Trump no Portugal dos Pequenitos
Decididamente não da melhor forma, Donald Trump tem contribuído para alargar o debate público sobre o racismo, ao mesmo tempo que se enchem caixas de correio com notificações de notícias e mensagens de alerta de colegas que nos perguntam: ‘Já viste a última dele?’ Assim saem de cena os despejos no Bairro de Santa Filomena e no 6 de Maio pela Câmara da Amadora, onde se foram abatendo paredes em cima de histórias de vida tão precárias e no pico do Inverno, contrariando as normas das Nações Unidas. A violência racista na esquadra de Alfragide e em bairros da periferia, e um número desproporcional de jovens negros mortos pela polícia em Portugal sem uma única condenação. E a petição pela concessão da nacionalidade aos filhos de imigrantes que nascem em território português e que nunca conheceram outro país. Nada disto parece gerar os mesmos anticorpos que o racismo do outro lado do Atlântico.

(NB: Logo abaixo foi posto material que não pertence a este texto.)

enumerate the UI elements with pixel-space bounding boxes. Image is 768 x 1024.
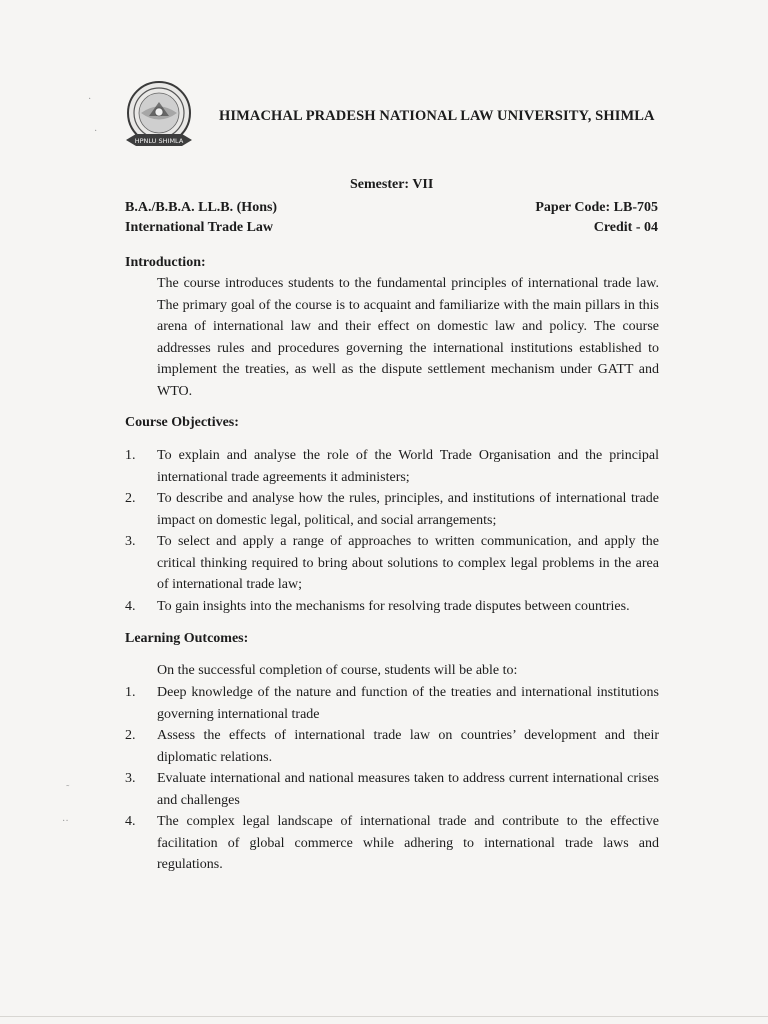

Diagnosticado à distância como narcisista maligno, Donald Trump parece refastelar-se em toda esta atenção. Pergunto-me porque é que tem tanta, sobretudo quando o interesse público com o seu racismo não parece ser semelhante ao suscitado aquando da morte do adolescente Trayvon Martin na Flórida, às mãos de um vigilante de bairro (se nos lembramos hoje dele é devido às grandes manifestações contra a absolvição de George Zimmerman, na origem do movimento Black Lives Matter).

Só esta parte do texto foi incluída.